Anna has 12 bills in her wallet, some $5 and some $10. The total value of the bills is $100. HOw many of each bill odes Anna have?

How do i solve these type of problems my quess was this but i don't know if i'm correct.

5(x) + 10(y) = 100
5(0) + 10y = 100
10y = 100
--- ---
10 10

y = 10

5(x) + 10(10) = 100
5x + 100 = 100
-100 -100

5x = 0
--- ---
5 5

x = 0

to check is :

5(0) + 10(10) = 100
0 + 100 = 100
100 = 100

you have the intercepts ok.

but its asking about how many of each so is my answer correct or what am i doing wrong.

5(x)+10(12-x)=100

5x+120-10x=100
-5x=-20
5x=20
x=4(no of 5dollar bills)
12-4=8(no of10dollar bills)

Your approach to solving the problem is correct, but there is a mistake in your calculations. Let's go through the problem step by step and correct it.

Let's define:
x = the number of $5 bills
y = the number of $10 bills

The total number of bills is given as 12. Therefore, we have our first equation:
x + y = 12

The total value of the bills is $100. We can represent this using the equation:
5x + 10y = 100

Now, we have a system of two equations that we can solve simultaneously to find the values of x and y.

One way to solve this system of equations is by substitution.

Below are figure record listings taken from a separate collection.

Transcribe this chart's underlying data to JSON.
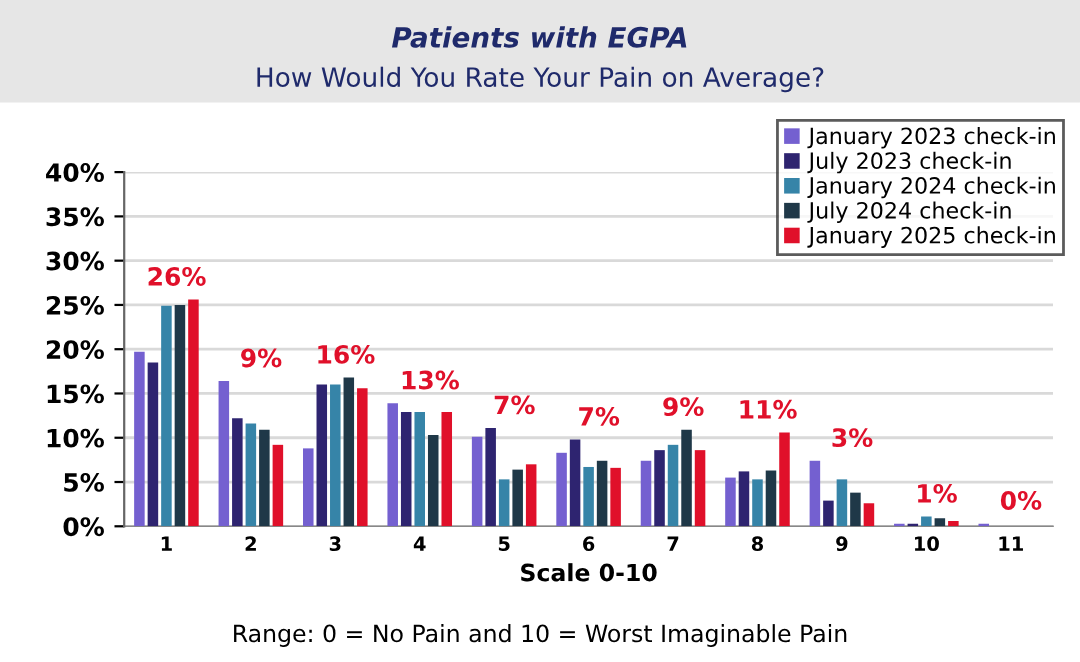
{
  "chart_data": {
    "type": "bar",
    "title": "Patients with EGPA",
    "subtitle": "How Would You Rate Your Pain on Average?",
    "xlabel": "Scale 0-10",
    "annotations": [
      "Range: 0 = No Pain and 10 = Worst Imaginable Pain"
    ],
    "categories": [
      "1",
      "2",
      "3",
      "4",
      "5",
      "6",
      "7",
      "8",
      "9",
      "10",
      "11"
    ],
    "series": [
      {
        "name": "January 2023 check-in",
        "color": "#7460d0",
        "values": [
          19.7,
          16.4,
          8.8,
          13.9,
          10.1,
          8.3,
          7.4,
          5.5,
          7.4,
          0.3,
          0.3
        ]
      },
      {
        "name": "July 2023 check-in",
        "color": "#2e2470",
        "values": [
          18.5,
          12.2,
          16.0,
          12.9,
          11.1,
          9.8,
          8.6,
          6.2,
          2.9,
          0.3,
          0
        ]
      },
      {
        "name": "January 2024 check-in",
        "color": "#3684a8",
        "values": [
          24.9,
          11.6,
          16.0,
          12.9,
          5.3,
          6.7,
          9.2,
          5.3,
          5.3,
          1.1,
          0
        ]
      },
      {
        "name": "July 2024 check-in",
        "color": "#1f3848",
        "values": [
          25.0,
          10.9,
          16.8,
          10.3,
          6.4,
          7.4,
          10.9,
          6.3,
          3.8,
          0.9,
          0
        ]
      },
      {
        "name": "January 2025 check-in",
        "color": "#e0102a",
        "values": [
          25.6,
          9.2,
          15.6,
          12.9,
          7.0,
          6.6,
          8.6,
          10.6,
          2.6,
          0.6,
          0
        ],
        "value_labels": [
          "26%",
          "9%",
          "16%",
          "13%",
          "7%",
          "7%",
          "9%",
          "11%",
          "3%",
          "1%",
          "0%"
        ]
      }
    ],
    "ylim": [
      0,
      40
    ],
    "yticks": [
      {
        "value": 0,
        "label": "0%"
      },
      {
        "value": 5,
        "label": "5%"
      },
      {
        "value": 10,
        "label": "10%"
      },
      {
        "value": 15,
        "label": "15%"
      },
      {
        "value": 20,
        "label": "20%"
      },
      {
        "value": 25,
        "label": "25%"
      },
      {
        "value": 30,
        "label": "30%"
      },
      {
        "value": 35,
        "label": "35%"
      },
      {
        "value": 40,
        "label": "40%"
      }
    ],
    "grid": "y",
    "legend": "top right"
  }
}
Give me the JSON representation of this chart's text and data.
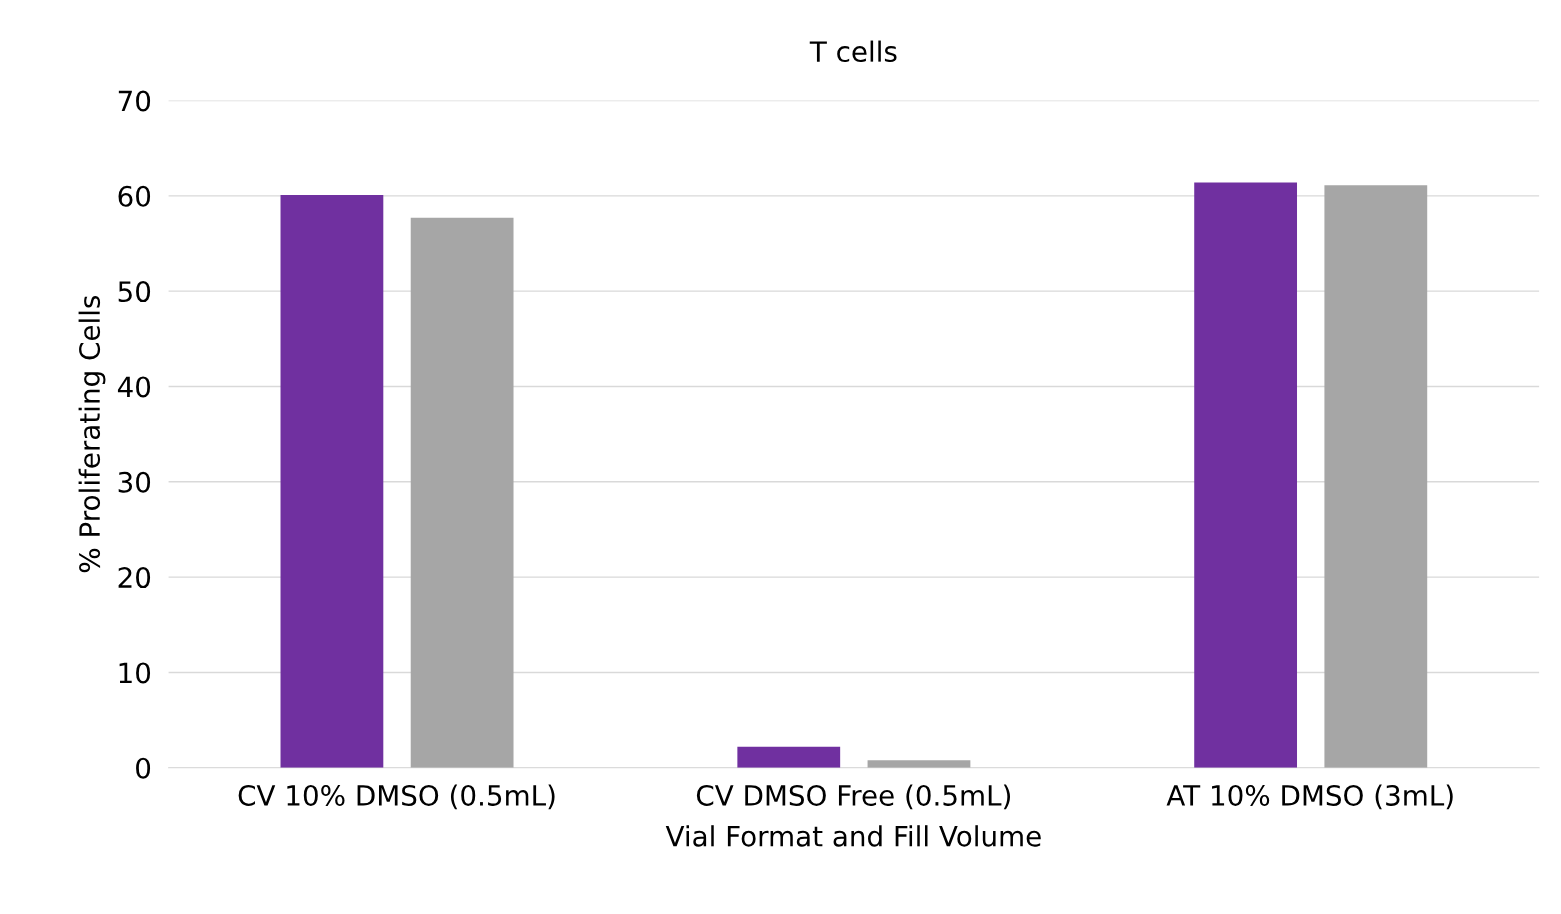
{
  "chart_data": {
    "type": "bar",
    "title": "T cells",
    "xlabel": "Vial Format and Fill Volume",
    "ylabel": "% Proliferating Cells",
    "categories": [
      "CV 10% DMSO (0.5mL)",
      "CV DMSO Free (0.5mL)",
      "AT 10% DMSO (3mL)"
    ],
    "series": [
      {
        "color": "#7030a0",
        "values": [
          60.1,
          2.2,
          61.4
        ]
      },
      {
        "color": "#a6a6a6",
        "values": [
          57.7,
          0.8,
          61.1
        ]
      }
    ],
    "ylim": [
      0,
      70
    ],
    "yticks": [
      0,
      10,
      20,
      30,
      40,
      50,
      60,
      70
    ],
    "grid": "y"
  }
}
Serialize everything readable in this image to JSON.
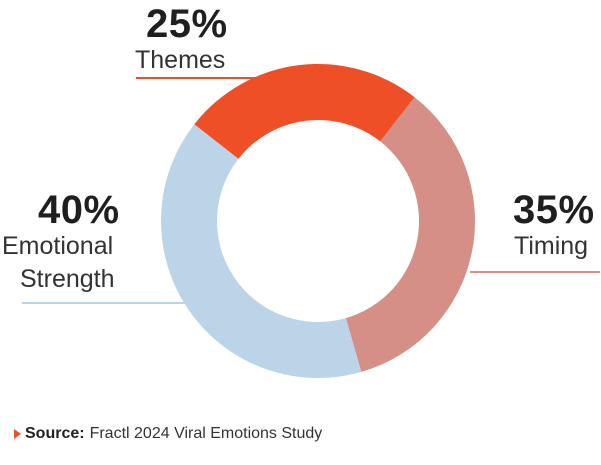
{
  "chart_data": {
    "type": "pie",
    "donut": true,
    "start_angle_deg": -52,
    "segments": [
      {
        "name": "Themes",
        "value": 25,
        "label": "25%",
        "color": "#ef4f26"
      },
      {
        "name": "Timing",
        "value": 35,
        "label": "35%",
        "color": "#d58f86"
      },
      {
        "name": "Emotional Strength",
        "value": 40,
        "label": "40%",
        "label_lines": [
          "Emotional",
          "Strength"
        ],
        "color": "#bcd4e8"
      }
    ]
  },
  "source": {
    "prefix": "Source:",
    "text": "Fractl 2024 Viral Emotions Study"
  }
}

From the first equation, we can solve for x in terms of y:
x = 12 - y

Substituting this expression for x into the second equation, we get:
5(12 - y) + 10y = 100

Distributing the 5, we have:
60 - 5y + 10y = 100

Combining like terms:
5y = 40

Dividing both sides by 5, we get:
y = 8

Now, substitute this value of y back into the first equation to find x:
x + 8 = 12
x = 4

Therefore, Anna has 4 $5 bills and 8 $10 bills.

To check if these values are correct, we can substitute them into the original equations:
4 + 8 = 12 (correct)
5(4) + 10(8) = 100 (correct)

So, your final answer is x = 4, y = 8.

In summary, your approach was correct, but there was an error in your calculations. By solving the system of equations correctly, you determined that Anna has 4 $5 bills and 8 $10 bills.